We remind you that Russia took Mariupol, however it shows that it is having particular difficulty in maintaining the lands of Donbass, despite the recognition of the region's independence. Russian President Vladimir Putin may soon be called upon to decide whether to send more troops and equipment to replenish his dramatically weakened invasion force as an influx of modern Western weaponry bolsters Ukraine's resistance.
Huge Russian losses
According to Reuters, time is not on Russia's side, as the equipment runs out, despite assurances from Kremlin spokesman Dmitry Peskov that everything is proceeding "as planned".
Russia invaded Ukraine on February 24 in a failed attempt to capture the capital, Kyiv. He then retired to focus on a "second phase", announced in late March, to seize the south and all of Donbas, part of which has been controlled by Moscow-backed separatists since 2014.
Russia has maintained its land corridor in southern Ukraine, but was thwarted by Ukrainian troops who held out against massive shelling for 82 days at Mariupol's Azovstal steelworks before ending their resistance and surrendering on Tuesday.
About a third of Donbas was controlled by pro-Russian separatists before the invasion.
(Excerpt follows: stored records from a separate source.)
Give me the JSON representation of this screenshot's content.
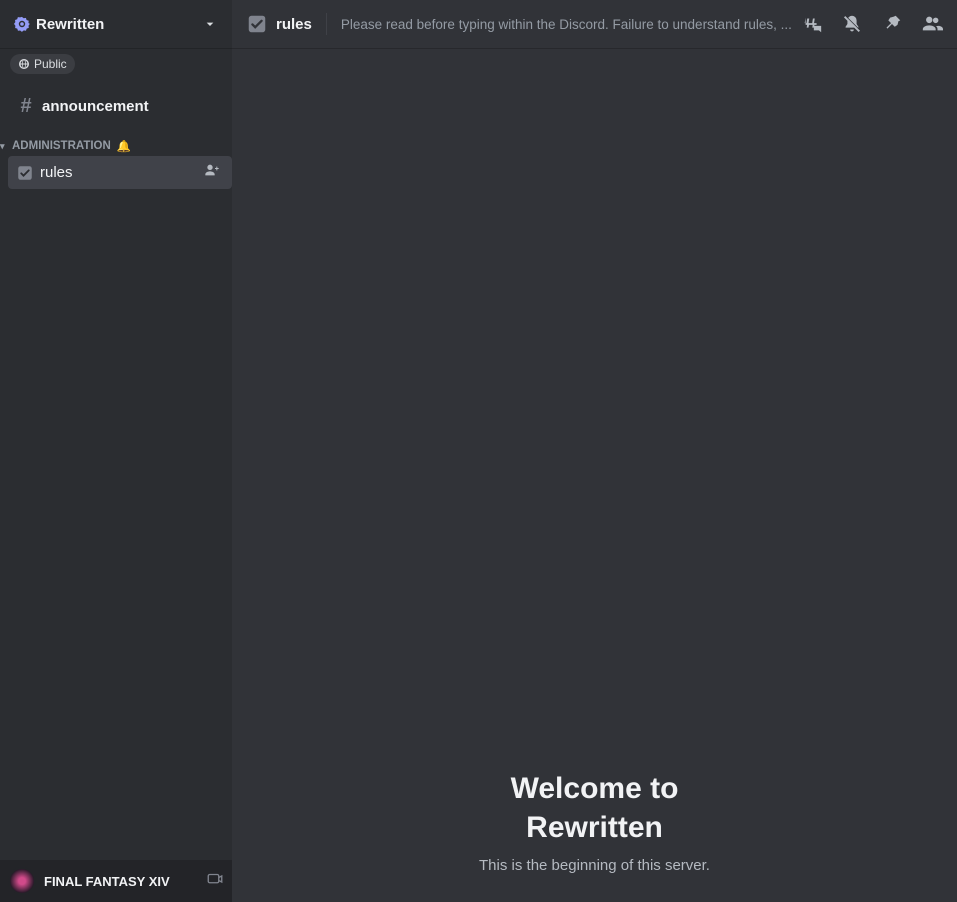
{
  "sidebar": {
    "server_name": "Rewritten",
    "public_badge": "Public",
    "channels": {
      "announcement": "announcement",
      "rules": "rules"
    },
    "categories": {
      "administration": "ADMINISTRATION"
    },
    "footer": {
      "game_name": "FINAL FANTASY XIV"
    }
  },
  "topbar": {
    "channel_name": "rules",
    "description": "Please read before typing within the Discord. Failure to understand rules, ..."
  },
  "content": {
    "welcome_line1": "Welcome to",
    "welcome_line2": "Rewritten",
    "subtitle": "This is the beginning of this server."
  }
}
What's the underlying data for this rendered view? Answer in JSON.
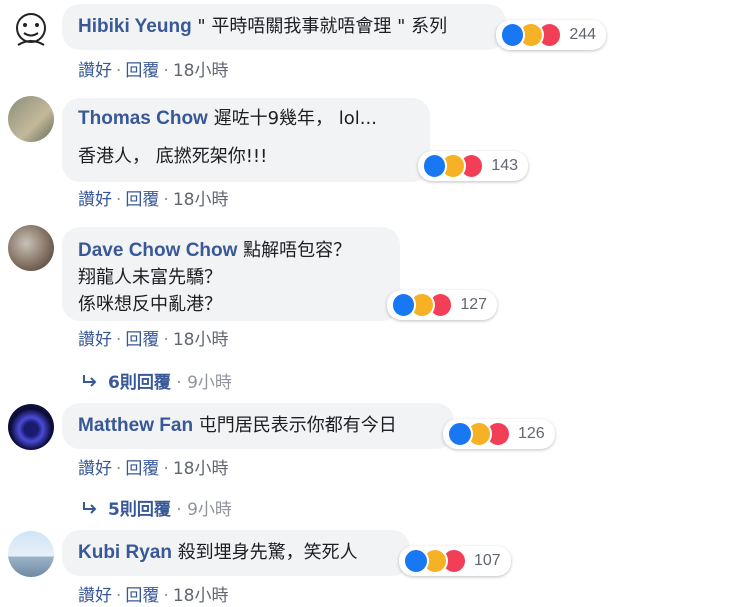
{
  "comments": [
    {
      "author": "Hibiki Yeung",
      "lines": [
        "\" 平時唔關我事就唔會理 \" 系列"
      ],
      "reaction_count": "244",
      "actions": {
        "like": "讚好",
        "reply": "回覆",
        "time": "18小時"
      }
    },
    {
      "author": "Thomas Chow",
      "lines": [
        "遲咗十9幾年， lol...",
        "香港人， 底撚死架你!!!"
      ],
      "reaction_count": "143",
      "actions": {
        "like": "讚好",
        "reply": "回覆",
        "time": "18小時"
      }
    },
    {
      "author": "Dave Chow Chow",
      "lines": [
        "點解唔包容？",
        "翔龍人未富先驕？",
        "係咪想反中亂港？"
      ],
      "reaction_count": "127",
      "actions": {
        "like": "讚好",
        "reply": "回覆",
        "time": "18小時"
      },
      "replies": {
        "label": "6則回覆",
        "time": "9小時"
      }
    },
    {
      "author": "Matthew Fan",
      "lines": [
        "屯門居民表示你都有今日"
      ],
      "reaction_count": "126",
      "actions": {
        "like": "讚好",
        "reply": "回覆",
        "time": "18小時"
      },
      "replies": {
        "label": "5則回覆",
        "time": "9小時"
      }
    },
    {
      "author": "Kubi Ryan",
      "lines": [
        "殺到埋身先驚，笑死人"
      ],
      "reaction_count": "107",
      "actions": {
        "like": "讚好",
        "reply": "回覆",
        "time": "18小時"
      }
    }
  ],
  "icons": {
    "like": "thumbs-up-icon",
    "haha": "laughing-face-icon",
    "love": "heart-icon",
    "reply_arrow": "reply-arrow-icon"
  },
  "colors": {
    "author": "#385898",
    "bubble": "#f2f3f5",
    "meta": "#606770",
    "like": "#1877f2",
    "haha": "#f7b125",
    "love": "#f33e58"
  }
}
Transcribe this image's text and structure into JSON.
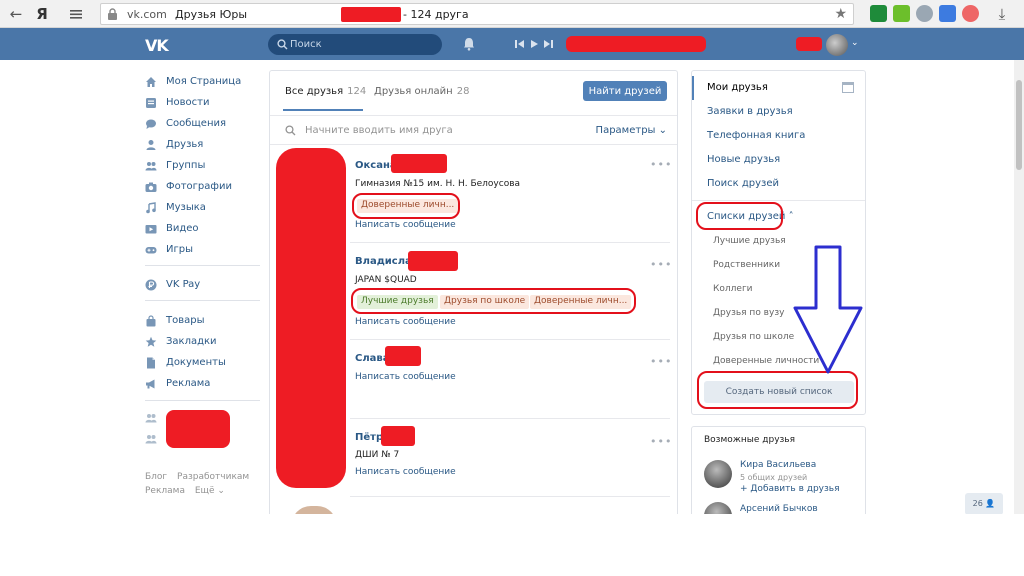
{
  "browser": {
    "back_icon": "←",
    "yandex_icon": "Я",
    "host": "vk.com",
    "title_prefix": "Друзья Юры",
    "title_suffix": "- 124 друга",
    "star_icon": "★",
    "download_icon": "⤓"
  },
  "header": {
    "logo": "VK",
    "search_placeholder": "Поиск"
  },
  "left_nav": {
    "items": [
      {
        "label": "Моя Страница",
        "icon": "home-icon"
      },
      {
        "label": "Новости",
        "icon": "news-icon"
      },
      {
        "label": "Сообщения",
        "icon": "messages-icon"
      },
      {
        "label": "Друзья",
        "icon": "friends-icon"
      },
      {
        "label": "Группы",
        "icon": "groups-icon"
      },
      {
        "label": "Фотографии",
        "icon": "camera-icon"
      },
      {
        "label": "Музыка",
        "icon": "music-icon"
      },
      {
        "label": "Видео",
        "icon": "video-icon"
      },
      {
        "label": "Игры",
        "icon": "games-icon"
      },
      {
        "label": "VK Pay",
        "icon": "vkpay-icon"
      },
      {
        "label": "Товары",
        "icon": "bag-icon"
      },
      {
        "label": "Закладки",
        "icon": "star-icon"
      },
      {
        "label": "Документы",
        "icon": "document-icon"
      },
      {
        "label": "Реклама",
        "icon": "megaphone-icon"
      }
    ],
    "footer": [
      "Блог",
      "Разработчикам",
      "Реклама",
      "Ещё ⌄"
    ]
  },
  "main": {
    "tabs": [
      {
        "label": "Все друзья",
        "count": "124"
      },
      {
        "label": "Друзья онлайн",
        "count": "28"
      }
    ],
    "find_button": "Найти друзей",
    "search_placeholder": "Начните вводить имя друга",
    "params_label": "Параметры ⌄",
    "friends": [
      {
        "name": "Оксана",
        "sub": "Гимназия №15 им. Н. Н. Белоусова",
        "tags": [
          "Доверенные личн..."
        ],
        "link": "Написать сообщение"
      },
      {
        "name": "Владислав",
        "sub": "JAPAN $QUAD",
        "tags": [
          "Лучшие друзья",
          "Друзья по школе",
          "Доверенные личн..."
        ],
        "link": "Написать сообщение"
      },
      {
        "name": "Слава",
        "sub": "",
        "tags": [],
        "link": "Написать сообщение"
      },
      {
        "name": "Пётр",
        "sub": "ДШИ № 7",
        "tags": [],
        "link": "Написать сообщение"
      }
    ],
    "more_icon": "•••"
  },
  "right": {
    "menu": [
      "Мои друзья",
      "Заявки в друзья",
      "Телефонная книга",
      "Новые друзья",
      "Поиск друзей"
    ],
    "lists_header": "Списки друзей ˄",
    "lists": [
      "Лучшие друзья",
      "Родственники",
      "Коллеги",
      "Друзья по вузу",
      "Друзья по школе",
      "Доверенные личности"
    ],
    "create_button": "Создать новый список",
    "possible_title": "Возможные друзья",
    "possible": [
      {
        "name": "Кира Васильева",
        "meta": "5 общих друзей",
        "add": "+ Добавить в друзья"
      },
      {
        "name": "Арсений Бычков"
      }
    ],
    "chat_badge": "26 👤"
  },
  "colors": {
    "header_blue": "#4a76a8",
    "link_blue": "#2a5885",
    "annotation_red": "#e3101b",
    "annotation_arrow": "#2c2ecf"
  }
}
Moscow now controls about 90% of Luhansk Oblast, but has failed to make major incursions and advances into the main cities of Sloviansk and Kramatorsk in Donetsk in order to extend its control over the entire region.
In the north of the Donbass, the Ukrainians have launched a counterattack in Kharkiv, with which they have expelled the Russian forces from the second largest city of the country while reaching the Russian border.
On Tuesday, the High Representative of the E.U. Josep Borel said that if the numbers in the reports are true, the Russian military has suffered "impressive losses" in the Ukraine war.
"If it is true that Russia has lost 15% of its troops since the start of the war, that is a world record for losses for any army that has invaded a country," Borrell told reporters in Brussels after the conclusion of the meeting of the EU Defense Ministers Russia's key failures include, of course, the cruiser Moskva, which sank a month ago after a Ukrainian strike in the Black Sea.
The above has caused justified reactions and inside the country.
It is worth noting that Russia released its latest casualty figures in late March, when it admitted that 1,351 Russian soldiers had been killed and 3,825 wounded in the first month of the war. The government has not released more information on casualties over the past month and a half, other than to say they were "significant". Western estimates have been 10 or even 20 times higher, with some suggesting that Russia has lost more than 30,000 troops since the start of the war.